The SAVE program was created under an immigration law mandating that the Department of Homeland Security help federal, state and local agencies prevent government benefits from going to noncitizens. Since the Trump administration significantly expanded its search abilities in April 2025, at least 25 states used it to check their voter rolls. Since then, at least 67 million registrations have been scanned through the program, according to the base article.

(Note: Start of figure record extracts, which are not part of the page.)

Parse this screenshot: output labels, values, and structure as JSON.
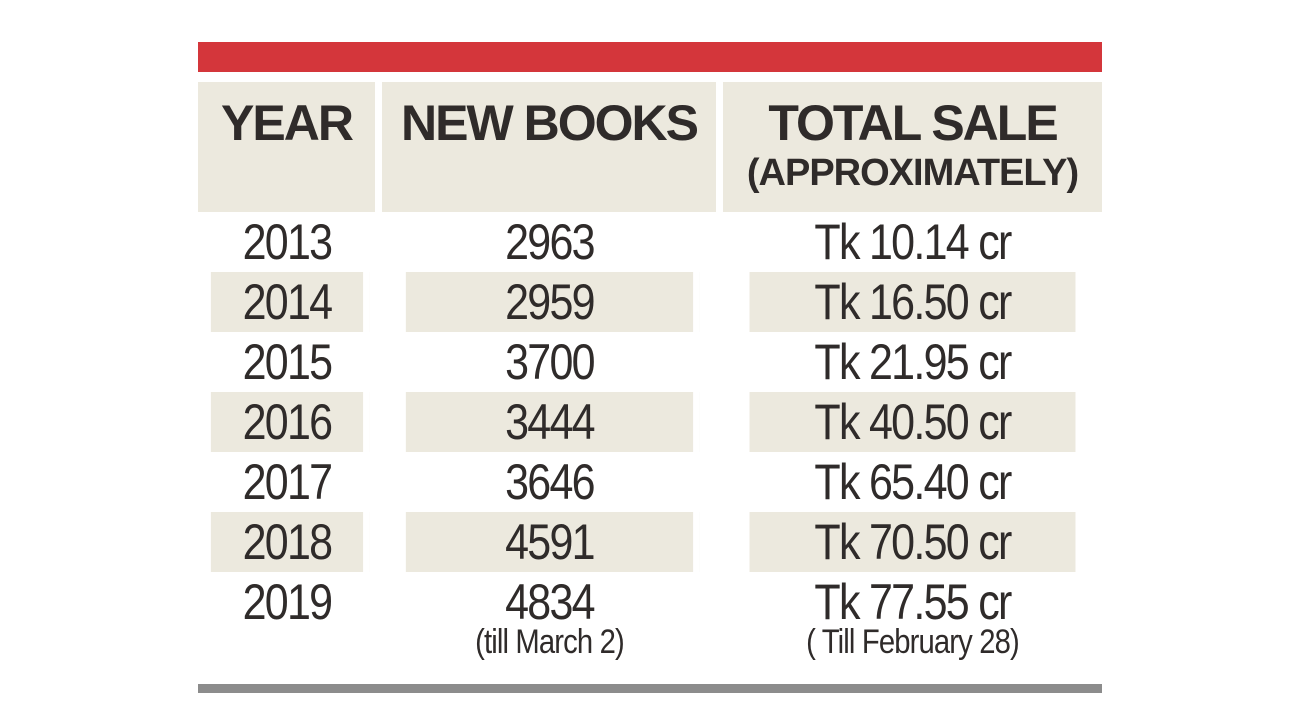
{
  "colors": {
    "accent_bar": "#d4363b",
    "bottom_rule": "#8c8c8c",
    "row_shade": "#ece9de"
  },
  "chart_data": {
    "type": "table",
    "columns": [
      "YEAR",
      "NEW BOOKS",
      "TOTAL SALE"
    ],
    "column_sub": [
      "",
      "",
      "(APPROXIMATELY)"
    ],
    "rows": [
      {
        "year": "2013",
        "new_books": "2963",
        "total_sale": "Tk 10.14 cr"
      },
      {
        "year": "2014",
        "new_books": "2959",
        "total_sale": "Tk 16.50 cr"
      },
      {
        "year": "2015",
        "new_books": "3700",
        "total_sale": "Tk 21.95 cr"
      },
      {
        "year": "2016",
        "new_books": "3444",
        "total_sale": "Tk 40.50 cr"
      },
      {
        "year": "2017",
        "new_books": "3646",
        "total_sale": "Tk 65.40 cr"
      },
      {
        "year": "2018",
        "new_books": "4591",
        "total_sale": "Tk 70.50 cr"
      },
      {
        "year": "2019",
        "new_books": "4834",
        "total_sale": "Tk 77.55 cr",
        "new_books_note": "(till March 2)",
        "total_sale_note": "( Till February 28)"
      }
    ]
  }
}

Critics worried the system could end up purging valid voters from the rolls. The plaintiffs also alleged the Trump administration violated federal privacy laws by ignoring transparency requirements about the changes to the system. Those claims centered on the same machinery of state power: a federal database, expanded search abilities, and a mass verification scheme built from private information collected and repurposed across agencies.

What They Said From Above

James Percival, general counsel at the Department of Homeland Security, responded in a social media post: “It’s amazing how hard the Left will fight to stop us from solving problems they insist do not exist.” The department referred to his post as its comment on the ruling. The Department of Justice did not immediately return a request for comment.

At the October hearing, plaintiffs attorney Nikhel Sus told the court that naturalized citizens face a greater risk of unlawfully being purged from voter rolls. “They are uniquely vulnerable to errors in the database,” said Sus, an attorney for Citizens for Responsibility and Ethics in Washington. On Monday, Sus said he sees Sooknanan’s ruling as an “across the board victory” and noted the plaintiffs were pleased the judge’s ruling reinforced their argument that the federal government doesn’t have implied authority to freely share sensitive data across agencies.

The case shows how quickly the machinery of election administration can become a surveillance project when federal agencies are told to build a system for mass voter verification. The judge’s ruling stops this version of SAVE from being used, but the broader fight over who gets to collect, combine and weaponize personal data for election control remains embedded in the same institutions that built the system in the first place.